Jonathan –como los otros que estaban en el vagón- vio al flaco escuálido y roñoso tirado en el piso. Rodeado de personas vestidas de color azul y borceguíes. No eran policías, pero pronto vinieron. Eran dos. Uno era alto, de unos 22, 23 o 24 años, el otro era morocho, muy morocho, y tenía puestas las manos en la cintura, en forma de jarra. Ambos estaban vestidos con uniforme azul, pero el de la policía.

-Te dije que no vuelvas por acá, sos un boludo. Le dijo el Cobain morocho al flaco mugriento tirado en el piso.

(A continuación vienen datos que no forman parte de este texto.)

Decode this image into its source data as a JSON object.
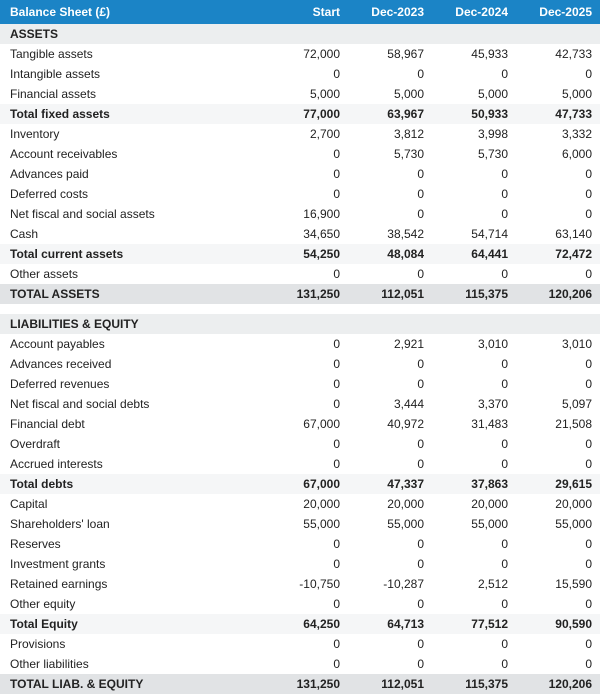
{
  "header": {
    "title": "Balance Sheet (£)",
    "columns": [
      "Start",
      "Dec-2023",
      "Dec-2024",
      "Dec-2025"
    ]
  },
  "rows": [
    {
      "type": "section",
      "label": "ASSETS"
    },
    {
      "type": "data",
      "label": "Tangible assets",
      "v": [
        "72,000",
        "58,967",
        "45,933",
        "42,733"
      ]
    },
    {
      "type": "data",
      "label": "Intangible assets",
      "v": [
        "0",
        "0",
        "0",
        "0"
      ]
    },
    {
      "type": "data",
      "label": "Financial assets",
      "v": [
        "5,000",
        "5,000",
        "5,000",
        "5,000"
      ]
    },
    {
      "type": "subtotal",
      "label": "Total fixed assets",
      "v": [
        "77,000",
        "63,967",
        "50,933",
        "47,733"
      ]
    },
    {
      "type": "data",
      "label": "Inventory",
      "v": [
        "2,700",
        "3,812",
        "3,998",
        "3,332"
      ]
    },
    {
      "type": "data",
      "label": "Account receivables",
      "v": [
        "0",
        "5,730",
        "5,730",
        "6,000"
      ]
    },
    {
      "type": "data",
      "label": "Advances paid",
      "v": [
        "0",
        "0",
        "0",
        "0"
      ]
    },
    {
      "type": "data",
      "label": "Deferred costs",
      "v": [
        "0",
        "0",
        "0",
        "0"
      ]
    },
    {
      "type": "data",
      "label": "Net fiscal and social assets",
      "v": [
        "16,900",
        "0",
        "0",
        "0"
      ]
    },
    {
      "type": "data",
      "label": "Cash",
      "v": [
        "34,650",
        "38,542",
        "54,714",
        "63,140"
      ]
    },
    {
      "type": "subtotal",
      "label": "Total current assets",
      "v": [
        "54,250",
        "48,084",
        "64,441",
        "72,472"
      ]
    },
    {
      "type": "data",
      "label": "Other assets",
      "v": [
        "0",
        "0",
        "0",
        "0"
      ]
    },
    {
      "type": "grand",
      "label": "TOTAL ASSETS",
      "v": [
        "131,250",
        "112,051",
        "115,375",
        "120,206"
      ]
    },
    {
      "type": "blank"
    },
    {
      "type": "section",
      "label": "LIABILITIES & EQUITY"
    },
    {
      "type": "data",
      "label": "Account payables",
      "v": [
        "0",
        "2,921",
        "3,010",
        "3,010"
      ]
    },
    {
      "type": "data",
      "label": "Advances received",
      "v": [
        "0",
        "0",
        "0",
        "0"
      ]
    },
    {
      "type": "data",
      "label": "Deferred revenues",
      "v": [
        "0",
        "0",
        "0",
        "0"
      ]
    },
    {
      "type": "data",
      "label": "Net fiscal and social debts",
      "v": [
        "0",
        "3,444",
        "3,370",
        "5,097"
      ]
    },
    {
      "type": "data",
      "label": "Financial debt",
      "v": [
        "67,000",
        "40,972",
        "31,483",
        "21,508"
      ]
    },
    {
      "type": "data",
      "label": "Overdraft",
      "v": [
        "0",
        "0",
        "0",
        "0"
      ]
    },
    {
      "type": "data",
      "label": "Accrued interests",
      "v": [
        "0",
        "0",
        "0",
        "0"
      ]
    },
    {
      "type": "subtotal",
      "label": "Total debts",
      "v": [
        "67,000",
        "47,337",
        "37,863",
        "29,615"
      ]
    },
    {
      "type": "data",
      "label": "Capital",
      "v": [
        "20,000",
        "20,000",
        "20,000",
        "20,000"
      ]
    },
    {
      "type": "data",
      "label": "Shareholders' loan",
      "v": [
        "55,000",
        "55,000",
        "55,000",
        "55,000"
      ]
    },
    {
      "type": "data",
      "label": "Reserves",
      "v": [
        "0",
        "0",
        "0",
        "0"
      ]
    },
    {
      "type": "data",
      "label": "Investment grants",
      "v": [
        "0",
        "0",
        "0",
        "0"
      ]
    },
    {
      "type": "data",
      "label": "Retained earnings",
      "v": [
        "-10,750",
        "-10,287",
        "2,512",
        "15,590"
      ]
    },
    {
      "type": "data",
      "label": "Other equity",
      "v": [
        "0",
        "0",
        "0",
        "0"
      ]
    },
    {
      "type": "subtotal",
      "label": "Total Equity",
      "v": [
        "64,250",
        "64,713",
        "77,512",
        "90,590"
      ]
    },
    {
      "type": "data",
      "label": "Provisions",
      "v": [
        "0",
        "0",
        "0",
        "0"
      ]
    },
    {
      "type": "data",
      "label": "Other liabilities",
      "v": [
        "0",
        "0",
        "0",
        "0"
      ]
    },
    {
      "type": "grand",
      "label": "TOTAL LIAB. & EQUITY",
      "v": [
        "131,250",
        "112,051",
        "115,375",
        "120,206"
      ]
    }
  ],
  "colors": {
    "header_bg": "#1b84c6",
    "header_fg": "#ffffff",
    "section_bg": "#eceeef",
    "subtotal_bg": "#f5f6f7",
    "grand_bg": "#e1e3e5",
    "text": "#222222"
  }
}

-¿Qué hizo? Le preguntó a Jonathan un joven lleno de pozos en el rostro, con un gorro colorado y barba negra en la punta inferior del rostro.

- No se, me pidió unas monedas hace un rato.

Ambos, ante la ignorancia de los hechos y haciendo caso a la mayoría que había abordado el tren, fue hacia donde sucedió el hecho.

-¿Qué hizo? Le preguntó Jonathan a la chica del bar que le había expendido un pancho hacia poco.

- Es un mogolico ya lo habían encontrado haciendo billeteras por aquí y le habían dicho que no venga más, está “paqueado” todo el día… es de acá, de la villa, ahora seguro lo mandan preso.
De repente, el tren, sin avisar, comenzó a andar. Se sacudió ante una pitada de su bocina ronca y emprendió sus primeros movimientos, la gente, casi toda volcada en una ronda alrededor del mugroso, empezó a ir hacia la máquina. Jonathan hizo lo mismo. Volvió a su lugar original, se sentó y sacó el diario. Pero a los segundos, la nota del matutino se dispersó y volvió a la cabeza el reformatorio en forma de recuerdo. Se vio llorando, de rodillas, rodeado de botas y uniformes golpeándolos.
Casi lo mismo que el pibe del andén.